Possessions . . . for the “hail” of it!, part 1

posted in: CYJ Blog, Lifeskills, Possessions

How many of you “weathered” the latest storms and hail in the hill country? Some of my neighbors were hit worse than others with three inch sized hail crashing through bedroom windows, siding ripped up, and forget the vegetable garden that was just beginning to show some harvesting! Then add to the fray any vehicles or trailer left out.

Our own metal roof was pelted with two inch hail and high winds, along with oak limbs and leaves thrown everywhere, including our koi pond. Fortunately, we had no broken windows, amazing as that way! It’s been a couple days now cleaning things up and waiting for a roof inspector to make sure there are no holes or broken seams. Our water catchment tank and fencing seemed to survive as well.

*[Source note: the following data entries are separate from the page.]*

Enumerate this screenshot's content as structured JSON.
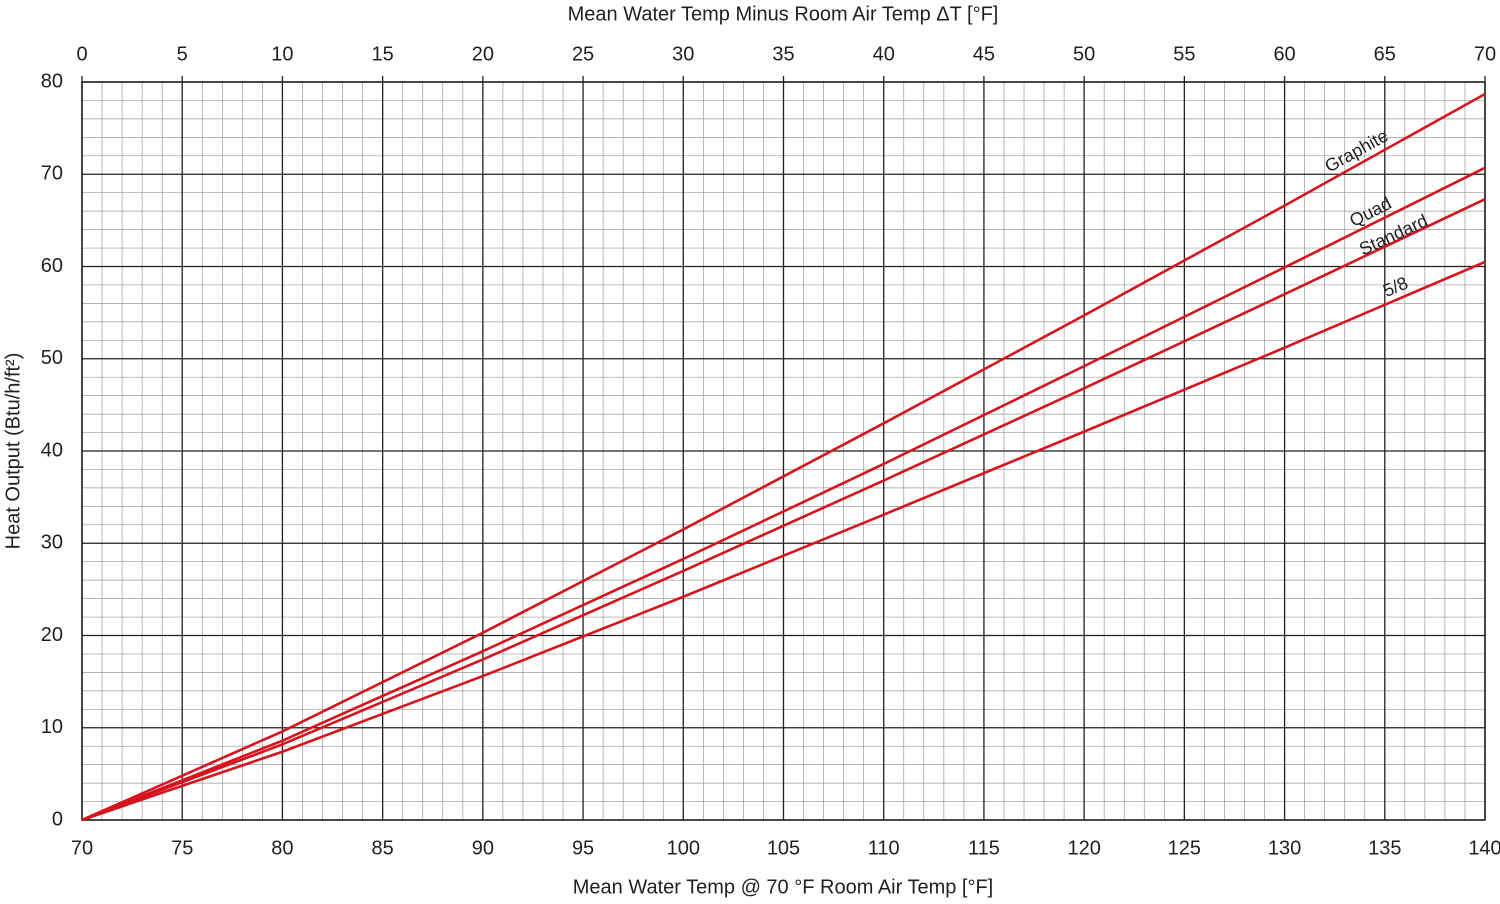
{
  "chart_data": {
    "type": "line",
    "xlabel": "Mean Water Temp @ 70 °F Room Air Temp [°F]",
    "x2label": "Mean Water Temp Minus Room Air Temp  ΔT [°F]",
    "ylabel": "Heat Output (Btu/h/ft²)",
    "x": [
      70,
      80,
      90,
      100,
      110,
      120,
      130,
      140
    ],
    "series": [
      {
        "name": "Graphite",
        "color": "#d7141e",
        "values": [
          0,
          9.6,
          20.3,
          31.5,
          43.0,
          54.7,
          66.6,
          78.7
        ]
      },
      {
        "name": "Quad",
        "color": "#d7141e",
        "values": [
          0,
          8.6,
          18.3,
          28.3,
          38.6,
          49.2,
          59.9,
          70.7
        ]
      },
      {
        "name": "Standard",
        "color": "#d7141e",
        "values": [
          0,
          8.2,
          17.4,
          27.0,
          36.8,
          46.8,
          57.0,
          67.3
        ]
      },
      {
        "name": "5/8",
        "color": "#d7141e",
        "values": [
          0,
          7.4,
          15.6,
          24.2,
          33.1,
          42.1,
          51.2,
          60.5
        ]
      }
    ],
    "xlim": [
      70,
      140
    ],
    "xticks": [
      70,
      75,
      80,
      85,
      90,
      95,
      100,
      105,
      110,
      115,
      120,
      125,
      130,
      135,
      140
    ],
    "x2lim": [
      0,
      70
    ],
    "x2ticks": [
      0,
      5,
      10,
      15,
      20,
      25,
      30,
      35,
      40,
      45,
      50,
      55,
      60,
      65,
      70
    ],
    "ylim": [
      0,
      80
    ],
    "yticks": [
      0,
      10,
      20,
      30,
      40,
      50,
      60,
      70,
      80
    ],
    "grid": true
  }
}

How about you? These are the times when having possessions and taking care of them isn’t so much fun, is it? Yet, don’t we take for granted all the conveniences around us and the blessing of having a roof over our heads that doesn’t cave in?! Well, I thought this would be an appropriate time to cover a few tips on how to protect your home, vehicles, and other possessions from that next storm possibly coming your way. You never know with El Nino/La Nina effects following us (check this link for the nino/nina scoop, April 2016 El Niño/La Niña update: What goes up…https://www.climate.gov/).

Here are some preventative tips I hope will make it easier for you in the next go around.

  • Wash out all your rain gutters and exterior drains of leaves and other particles to avoid water backups on the ground and maybe even inside your home’s walls. Extra important for those who have a water catchment system. You don’t want to lose precious water that you will need in drier, hotter weather.
  • Install a battery backup system for your water pump; consider a backup generator as well, especially for those in more rural areas.
  • Reinforce your windows with shutters, heavy-duty hinges, deadbolts to doors, to withstand strong winds. 
  • Trim trees nearby your home and any other structure where branches could fall and cause damage.
  • If you have time prior to storm, clear all loose items including outdoor furniture that could take flight or float away during a storm.
  • Check your homeowner insurance for wind, storm, hail coverage, deductibles, and exclusions for not just the home but also personal possessions. Make sure it adequately covers you where you live.
  • Periodically check your roof, not just after a storm hits.
  • Document your possessions by keeping an up-to-date home inventory list (most money management software programs have this feature). Keep a copy at home and in your safe deposit box.

These are just a few tips with more coming in part two article. While experts continue to estimate the repair costs for homes and public areas throughout the hill country and Texas, possibly in the billions, let’s all be there for our neighbors as we each work on getting our homes and possessions taken care of.